Israël : les mouvements de colons savourent l’occasion de « judaïser » la Galilée
L’extrême droite religieuse, galvanisée par le gouvernement le plus à droite de l’histoire d’Israël, passe à l’étape suivante de sa campagne visant à « judaïser » les zones où vivent d’importantes communautés palestiniennes.
Alors que l’attention internationale se concentre principalement sur l’expansion des colonies en Cisjordanie occupée, les zones à forte population arabe à l’intérieur des frontières d’Israël d’avant 1967 se retrouvent au cœur d’une offensive démographique.
Des zones telles que la région du nord de la Galilée, qui abrite un grand nombre de Palestiniens ayant la citoyenneté israélienne, sont ciblées par des militants qui adhèrent à la même idéologie que celle cherchant à étendre les activités de colonisation en Cisjordanie occupée.
« Toute colonisation en Galilée, en Judée-Samarie et dans le Néguev est excellente », assure le militant de droite Orit Spitz à Middle East Eye. « Toutes ont la même valeur, toutes font partie de la Terre d’Israël. »
Le terme « Judée-Samarie » est souvent utilisé par les Israéliens pour désigner la Cisjordanie occupée.
« Nous devons emplir la Galilée [de colons] parce qu’à l’heure actuelle, la majorité est arabe »
- Orit Spitz, militant de droite
Suivant l’exemple des colons juifs en Cisjordanie, Spitz a aidé à établir un avant-poste illégal il y a plus d’un an près de la ville arabe d’Eilabun en Galilée.
En Cisjordanie, de tels avant-postes sont légalisés rétroactivement, en particulier sous le gouvernement actuel, dans lequel le dirigeant d’extrême droite du Parti sioniste religieux, Bezalel Smotrich, possède une grande influence.

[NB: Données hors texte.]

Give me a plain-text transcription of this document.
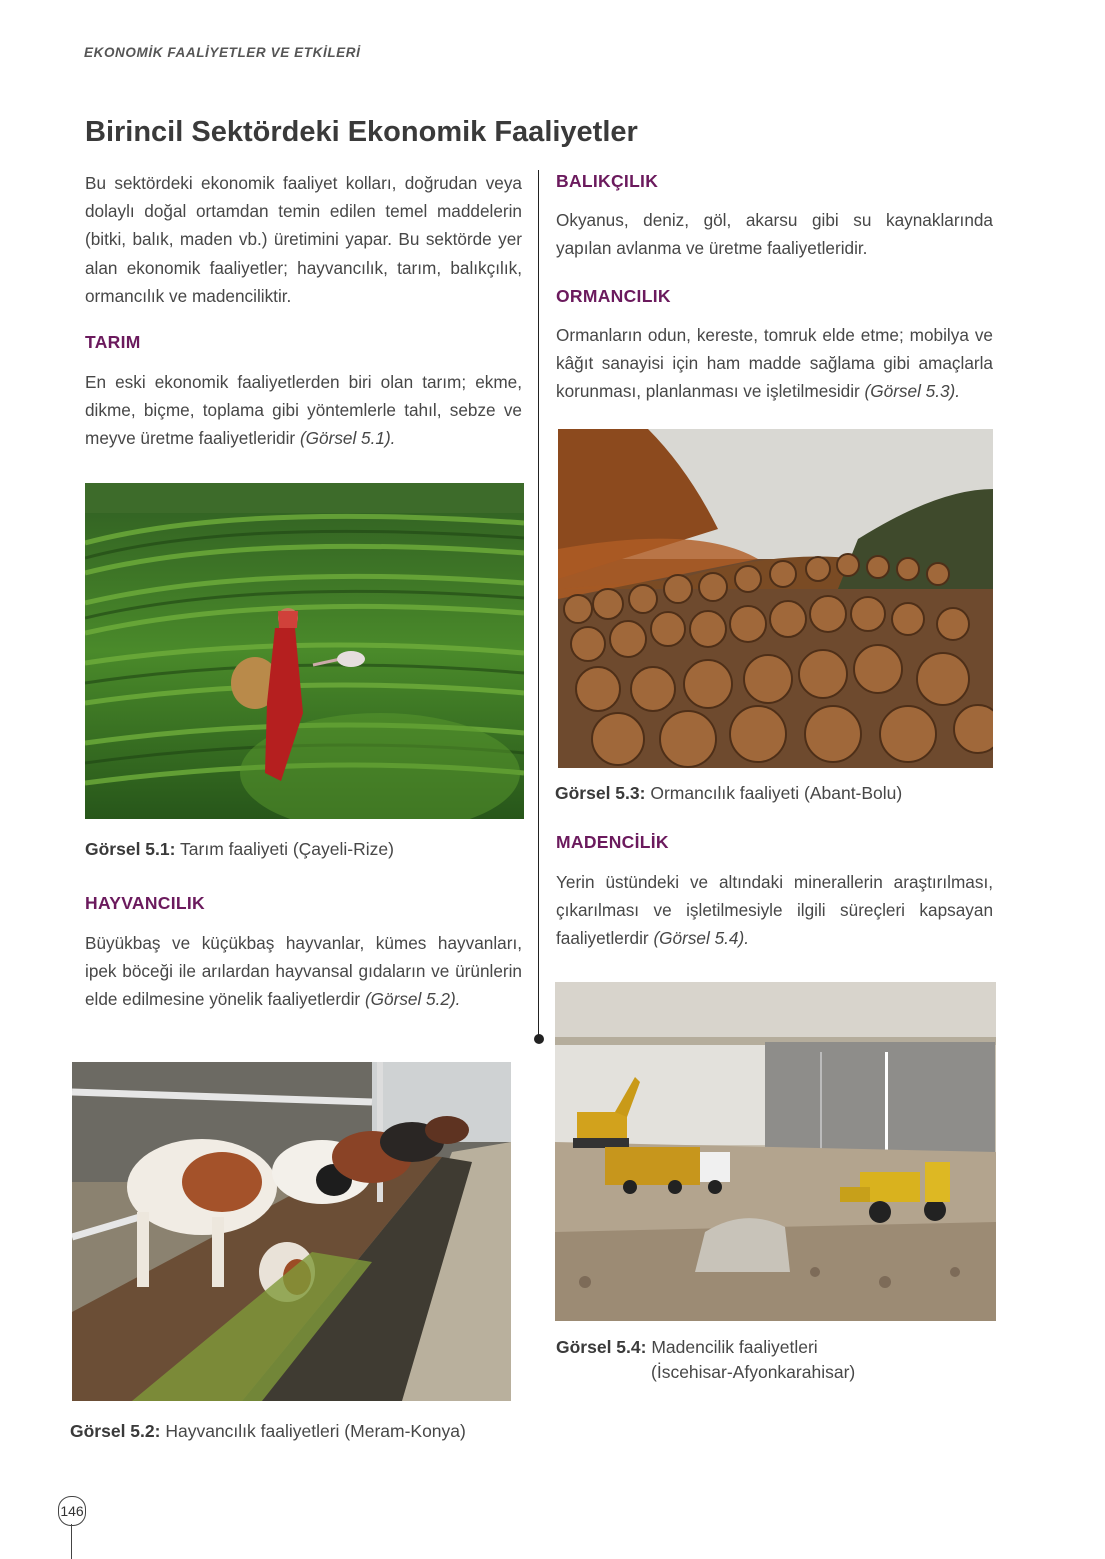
EKONOMİK FAALİYETLER VE ETKİLERİ
Birincil Sektördeki Ekonomik Faaliyetler
Bu sektördeki ekonomik faaliyet kolları, doğrudan veya dolaylı doğal ortamdan temin edilen temel maddelerin (bitki, balık, maden vb.) üretimini yapar. Bu sektörde yer alan ekonomik faaliyetler; hayvancılık, tarım, balıkçılık, ormancılık ve madenciliktir.
TARIM
En eski ekonomik faaliyetlerden biri olan tarım; ekme, dikme, biçme, toplama gibi yöntemlerle tahıl, sebze ve meyve üretme faaliyetleridir (Görsel 5.1).
Görsel 5.1: Tarım faaliyeti (Çayeli-Rize)
HAYVANCILIK
Büyükbaş ve küçükbaş hayvanlar, kümes hayvanları, ipek böceği ile arılardan hayvansal gıdaların ve ürünlerin elde edilmesine yönelik faaliyetlerdir (Görsel 5.2).
Görsel 5.2: Hayvancılık faaliyetleri (Meram-Konya)
BALIKÇILIK
Okyanus, deniz, göl, akarsu gibi su kaynaklarında yapılan avlanma ve üretme faaliyetleridir.
ORMANCILIK
Ormanların odun, kereste, tomruk elde etme; mobilya ve kâğıt sanayisi için ham madde sağlama gibi amaçlarla korunması, planlanması ve işletilmesidir (Görsel 5.3).
Görsel 5.3: Ormancılık faaliyeti (Abant-Bolu)
MADENCİLİK
Yerin üstündeki ve altındaki minerallerin araştırılması, çıkarılması ve işletilmesiyle ilgili süreçleri kapsayan faaliyetlerdir (Görsel 5.4).
Görsel 5.4: Madencilik faaliyetleri
(İscehisar-Afyonkarahisar)
146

Désormais, il semble que la Galilée connaisse la même chose.
Le cabinet de Netanyahou a décidé en juillet que l’avant-poste que Spitz a contribué à créer, Ramat Arbel, deviendrait une ville.
Aux yeux des mouvements de colons, la ville servira de point de départ à une mission nationale visant à modifier l’équilibre actuel entre citoyens juifs et palestiniens en Galilée, et à parvenir à ce que les juifs prévalent clairement dans la région.
« Nous devons emplir la Galilée [de colons] parce qu’à l’heure actuelle, la majorité est arabe », explique Spitz.
Intérêts et ambitions partagés
L’idée de renforcer la présence juive en Galilée n’est pas nouvelle. Mais aujourd’hui, elle est soutenue par un gouvernement israélien plus réceptif aux demandes d’extrême droite qu’à toute autre période de l’histoire du pays.
La déférence de Netanyahou envers l’extrême droite découle d’intérêts et de valeurs partagés. Il a besoin du soutien de l’extrême droite pour garder sa coalition intacte, tandis que l’extrême droite partage son objectif politique central d’éradiquer la capacité de la Cour suprême israélienne à limiter le pouvoir de la coalition.
Une fois la cour neutralisée, l’extrême droite serait encore plus libre de déposséder les Palestiniens en Cisjordanie et de dégrader le statut de la communauté palestinienne en Israël.
Compte tenu du propre passif de la droite dure de Netanyahou et du fait qu’il a conféré une légitimité à l’extrême droite avant et après les élections de l’année dernière, les critiques estiment que ce serait une erreur de croire qu’il a un problème avec ces objectifs.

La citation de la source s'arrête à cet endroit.